For a certain cohort of acquaintances, the equivalent friend is Elon Musk. I’ve written about Elon before, after he put a Tesla Roadster into orbit on live TV. That impressed The Companion, in his capacity as amateur rocketeer and drone pilot; but I, too, had to admit to a certain admiration for the feat. Not just the technical aspect of it, but the sheer showmanship.
And good on him for what he’s done since founding PayPal – an idea so neat that eBay bought it for $US1.5 billion in 2002, back when a billion and a half dollars was a lot of money – including developing SpaceX and the Tesla car business. But let’s not forget Elon didn’t found Tesla; he took control of it after it ran into financial trouble in 2008. Right time, right place, as so many of these self-made billionaires seem to be. (At the time of writing, however, the definition of “self-made” is undergoing furious revision in the wake of Kylie Jenner’s proclaimed status as a “self-made” billionaire).

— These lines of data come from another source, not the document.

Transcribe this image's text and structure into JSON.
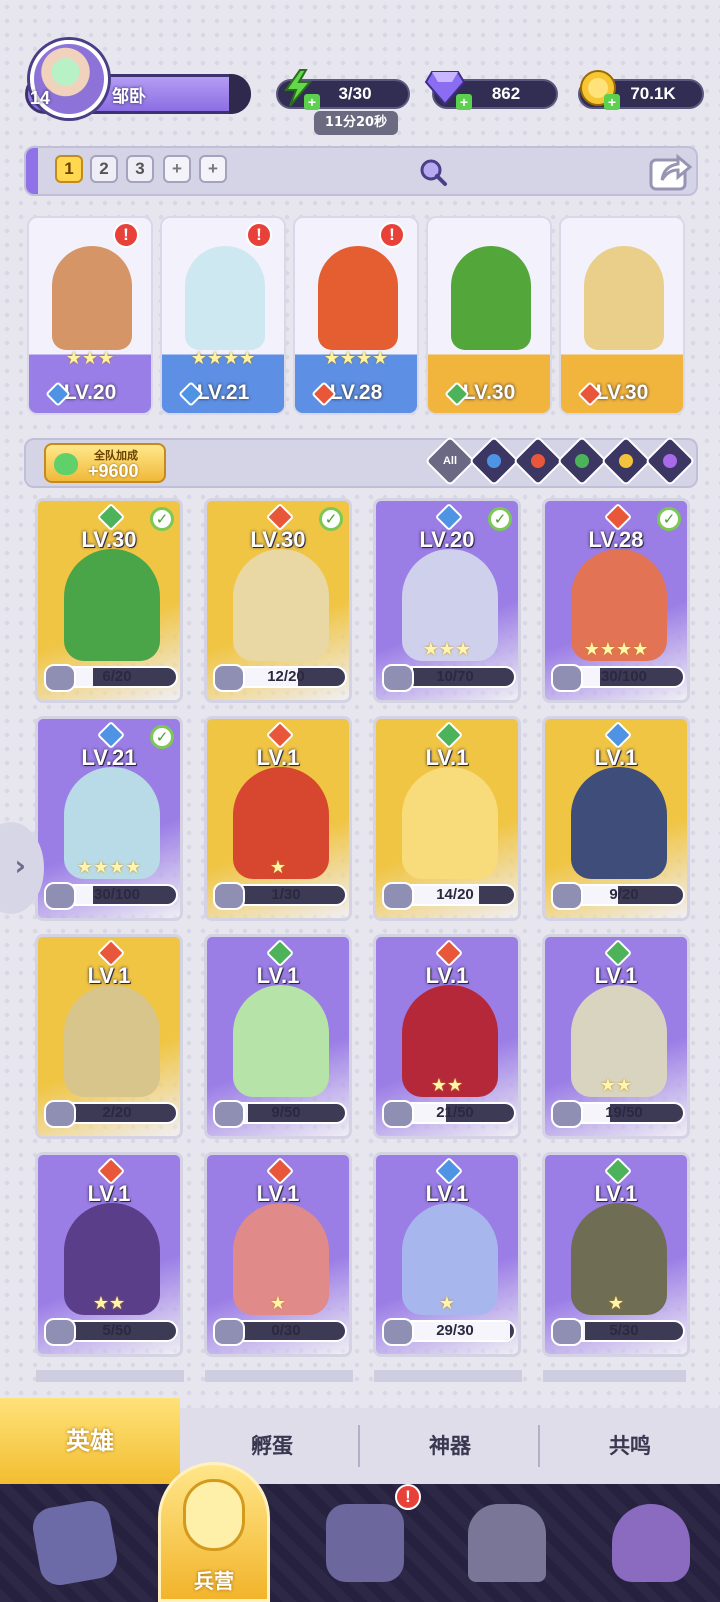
{
  "profile": {
    "name": "邹卧",
    "level": "14"
  },
  "resources": {
    "energy": "3/30",
    "gems": "862",
    "gold": "70.1K",
    "timer": "11分20秒",
    "plus": "+"
  },
  "team_tabs": [
    "1",
    "2",
    "3",
    "+",
    "+"
  ],
  "team_cards": [
    {
      "lv": "LV.20",
      "stars": "★★★",
      "alert": "!",
      "element": "water",
      "bg": "#9a7ee8",
      "art": "#d59566"
    },
    {
      "lv": "LV.21",
      "stars": "★★★★",
      "alert": "!",
      "element": "water",
      "bg": "#5d8fe4",
      "art": "#cde8f0"
    },
    {
      "lv": "LV.28",
      "stars": "★★★★",
      "alert": "!",
      "element": "fire",
      "bg": "#5d8fe4",
      "art": "#e45e32"
    },
    {
      "lv": "LV.30",
      "stars": "",
      "alert": "",
      "element": "wind",
      "bg": "#f1b43d",
      "art": "#52a63a"
    },
    {
      "lv": "LV.30",
      "stars": "",
      "alert": "",
      "element": "fire",
      "bg": "#f1b43d",
      "art": "#eacf8a"
    }
  ],
  "bonus": {
    "label": "全队加成",
    "value": "+9600"
  },
  "filters": {
    "all": "All"
  },
  "heroes": [
    {
      "lv": "LV.30",
      "progress": "6/20",
      "stars": "",
      "check": true,
      "bg": "#f0c544",
      "art": "#4aa548",
      "elem": "#4cb35b"
    },
    {
      "lv": "LV.30",
      "progress": "12/20",
      "stars": "",
      "check": true,
      "bg": "#f0c544",
      "art": "#e9d8a4",
      "elem": "#e9573a"
    },
    {
      "lv": "LV.20",
      "progress": "10/70",
      "stars": "★★★",
      "check": true,
      "bg": "#9b7de6",
      "art": "#cfd0ec",
      "elem": "#4f93e4"
    },
    {
      "lv": "LV.28",
      "progress": "30/100",
      "stars": "★★★★",
      "check": true,
      "bg": "#9b7de6",
      "art": "#e27455",
      "elem": "#e9573a"
    },
    {
      "lv": "LV.21",
      "progress": "30/100",
      "stars": "★★★★",
      "check": true,
      "bg": "#9b7de6",
      "art": "#b9dbe8",
      "elem": "#4f93e4"
    },
    {
      "lv": "LV.1",
      "progress": "1/30",
      "stars": "★",
      "check": false,
      "bg": "#f0c544",
      "art": "#d7472f",
      "elem": "#e9573a"
    },
    {
      "lv": "LV.1",
      "progress": "14/20",
      "stars": "",
      "check": false,
      "bg": "#f0c544",
      "art": "#f8dc7c",
      "elem": "#4cb35b"
    },
    {
      "lv": "LV.1",
      "progress": "9/20",
      "stars": "",
      "check": false,
      "bg": "#f0c544",
      "art": "#3f4d7a",
      "elem": "#4f93e4"
    },
    {
      "lv": "LV.1",
      "progress": "2/20",
      "stars": "",
      "check": false,
      "bg": "#f0c544",
      "art": "#d7c58c",
      "elem": "#e9573a"
    },
    {
      "lv": "LV.1",
      "progress": "9/50",
      "stars": "",
      "check": false,
      "bg": "#9b7de6",
      "art": "#b6e3a8",
      "elem": "#4cb35b"
    },
    {
      "lv": "LV.1",
      "progress": "21/50",
      "stars": "★★",
      "check": false,
      "bg": "#9b7de6",
      "art": "#b5283a",
      "elem": "#e9573a"
    },
    {
      "lv": "LV.1",
      "progress": "19/50",
      "stars": "★★",
      "check": false,
      "bg": "#9b7de6",
      "art": "#d8d4c0",
      "elem": "#4cb35b"
    },
    {
      "lv": "LV.1",
      "progress": "5/50",
      "stars": "★★",
      "check": false,
      "bg": "#9b7de6",
      "art": "#5a3e8a",
      "elem": "#e9573a"
    },
    {
      "lv": "LV.1",
      "progress": "0/30",
      "stars": "★",
      "check": false,
      "bg": "#9b7de6",
      "art": "#e08a8a",
      "elem": "#e9573a"
    },
    {
      "lv": "LV.1",
      "progress": "29/30",
      "stars": "★",
      "check": false,
      "bg": "#9b7de6",
      "art": "#a8b6ee",
      "elem": "#4f93e4"
    },
    {
      "lv": "LV.1",
      "progress": "5/30",
      "stars": "★",
      "check": false,
      "bg": "#9b7de6",
      "art": "#6f6d54",
      "elem": "#4cb35b"
    }
  ],
  "subtabs": [
    "英雄",
    "孵蛋",
    "神器",
    "共鸣"
  ],
  "nav": {
    "center_label": "兵营",
    "alert": "!"
  },
  "icons": {
    "side_arrow": "›"
  }
}
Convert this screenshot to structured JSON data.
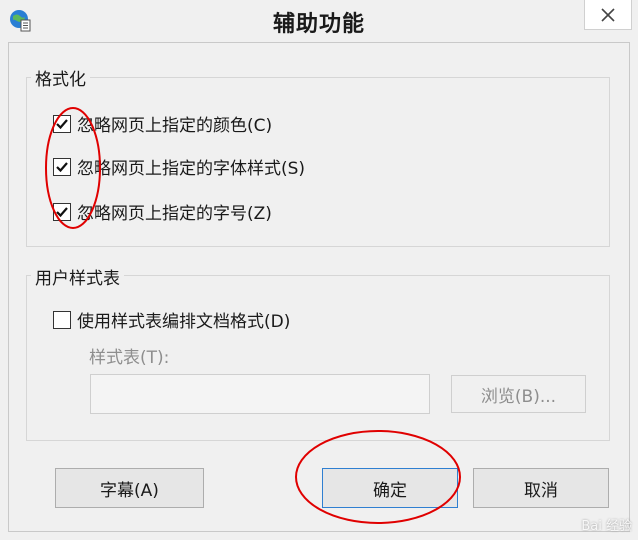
{
  "window": {
    "title": "辅助功能",
    "icon": "ie-globe-icon",
    "close_glyph": "✕"
  },
  "formatting": {
    "group_title": "格式化",
    "options": [
      {
        "label": "忽略网页上指定的颜色(C)",
        "checked": true
      },
      {
        "label": "忽略网页上指定的字体样式(S)",
        "checked": true
      },
      {
        "label": "忽略网页上指定的字号(Z)",
        "checked": true
      }
    ]
  },
  "user_stylesheet": {
    "group_title": "用户样式表",
    "use_label": "使用样式表编排文档格式(D)",
    "use_checked": false,
    "stylesheet_label": "样式表(T):",
    "stylesheet_value": "",
    "browse_label": "浏览(B)..."
  },
  "buttons": {
    "captions": "字幕(A)",
    "ok": "确定",
    "cancel": "取消"
  },
  "annotations": {
    "color": "#e00000"
  },
  "watermark": {
    "text": "Bai 经验"
  }
}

But I’ve gone back to my pre-Roadster-in-space opinion of the PayPal founder. Having a neat idea and getting a lot of money for it doesn’t prove anything except he had a neat idea and got a lot of money for it. Significant wealth does not necessarily and automatically equal being smart and I’m reminded of the line in Citizen Kane: “It’s no trick to make an awful lot of money if all you want is to make a lot of money.” Some of the smartest people I know are cheerfully financially challenged; some of the richest people I know are as dumb as a sack full of hammers.